В фильме Бондарчука (я помню свои детские впечатления) этого нет совершенно. «Восставшая Мексика» — это веселая авантюрная драма. А революция в России — это мрачная народная трагедия, которая, в конце концов, стоит жизни самому Риду. Так что, видимо, это в конечном итоге концептуальное высказывание о том, картина о том, что всякое зерно карнавала, попавшее на русскую почву, делает этот карнавал здорово кровавым, здорово безвыходным, потому что серьезная страна, и все в ней достаточно серьезно.

«В прошлом году вы анонсировали вечер в помощь Лаэртскому в «Рюмочной Зюзино». В этом году 17 ноября продолжим традицию.

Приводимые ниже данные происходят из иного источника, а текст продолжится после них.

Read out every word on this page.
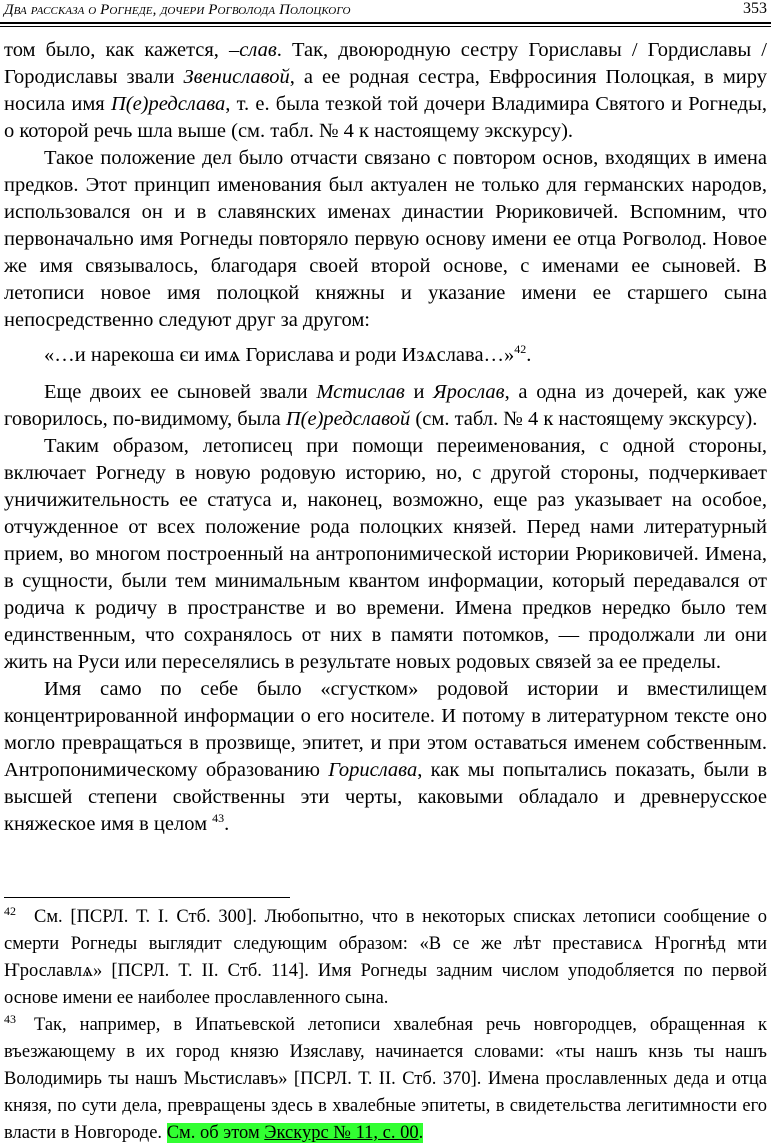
Два рассказа о Рогнеде, дочери Рогволода Полоцкого	353

том было, как кажется, –слав. Так, двоюродную сестру Гориславы / Гордиславы / Городиславы звали Звениславой, а ее родная сестра, Евфросиния Полоцкая, в миру носила имя П(е)редслава, т. е. была тезкой той дочери Владимира Святого и Рогнеды, о которой речь шла выше (см. табл. № 4 к настоящему экскурсу).

Такое положение дел было отчасти связано с повтором основ, входящих в имена предков. Этот принцип именования был актуален не только для германских народов, использовался он и в славянских именах династии Рюриковичей. Вспомним, что первоначально имя Рогнеды повторяло первую основу имени ее отца Рогволод. Новое же имя связывалось, благодаря своей второй основе, с именами ее сыновей. В летописи новое имя полоцкой княжны и указание имени ее старшего сына непосредственно следуют друг за другом:

«…и нарекоша єи имѧ Горислава и роди Изѧслава…»$^{42}$.

Еще двоих ее сыновей звали Мстислав и Ярослав, а одна из дочерей, как уже говорилось, по-видимому, была П(е)редславой (см. табл. № 4 к настоящему экскурсу).

Таким образом, летописец при помощи переименования, с одной стороны, включает Рогнеду в новую родовую историю, но, с другой стороны, подчеркивает уничижительность ее статуса и, наконец, возможно, еще раз указывает на особое, отчужденное от всех положение рода полоцких князей. Перед нами литературный прием, во многом построенный на антропонимической истории Рюриковичей. Имена, в сущности, были тем минимальным квантом информации, который передавался от родича к родичу в пространстве и во времени. Имена предков нередко было тем единственным, что сохранялось от них в памяти потомков, — продолжали ли они жить на Руси или переселялись в результате новых родовых связей за ее пределы.

Имя само по себе было «сгустком» родовой истории и вместилищем концентрированной информации о его носителе. И потому в литературном тексте оно могло превращаться в прозвище, эпитет, и при этом оставаться именем собственным. Антропонимическому образованию Горислава, как мы попытались показать, были в высшей степени свойственны эти черты, каковыми обладало и древнерусское княжеское имя в целом $^{43}$.

42 См. [ПСРЛ. Т. I. Стб. 300]. Любопытно, что в некоторых списках летописи сообщение о смерти Рогнеды выглядит следующим образом: «В се же лѣт престависѧ Ҥрогнѣд мти Ҥрославлѧ» [ПСРЛ. Т. II. Стб. 114]. Имя Рогнеды задним числом уподобляется по первой основе имени ее наиболее прославленного сына.

43 Так, например, в Ипатьевской летописи хвалебная речь новгородцев, обращенная к въезжающему в их город князю Изяславу, начинается словами: «ты нашъ кнзь ты нашъ Володимирь ты нашъ Мьстиславъ» [ПСРЛ. Т. II. Стб. 370]. Имена прославленных деда и отца князя, по сути дела, превращены здесь в хвалебные эпитеты, в свидетельства легитимности его власти в Новгороде. См. об этом Экскурс № 11, с. 00.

Можете ли вы это анонсировать или поучаствовать?»

Поучаствовать не могу, меня не будет в Москве 17 ноября, но анонсирую с радостью. 17 ноября, «Рюмочная Зюзино», вечер Лаэртского и в помощь Лаэртскому.

«Пришлите ссылку на форум, где отвечаете на вопросы в программе «Один»».

Зайдите на ru-bykov.livejournal.com — и там найдете это все.

«Будет ли у вас лекция по военной прозе Астафьева?»

Знаете, я не могу этого гарантировать, потому что военная проза Астафьева — это довольно большой массив текстов: это два тома «Проклятых и убитых», «Веселый солдат», «Пастух и пастушка». Война, в общем, была его главной темой. Но концептуально поговорить о прозе Астафьева, о том, что принципиально нового Астафьев принес в военную прозу российскую — да, пожалуй, когда-нибудь я, может быть, это сделаю.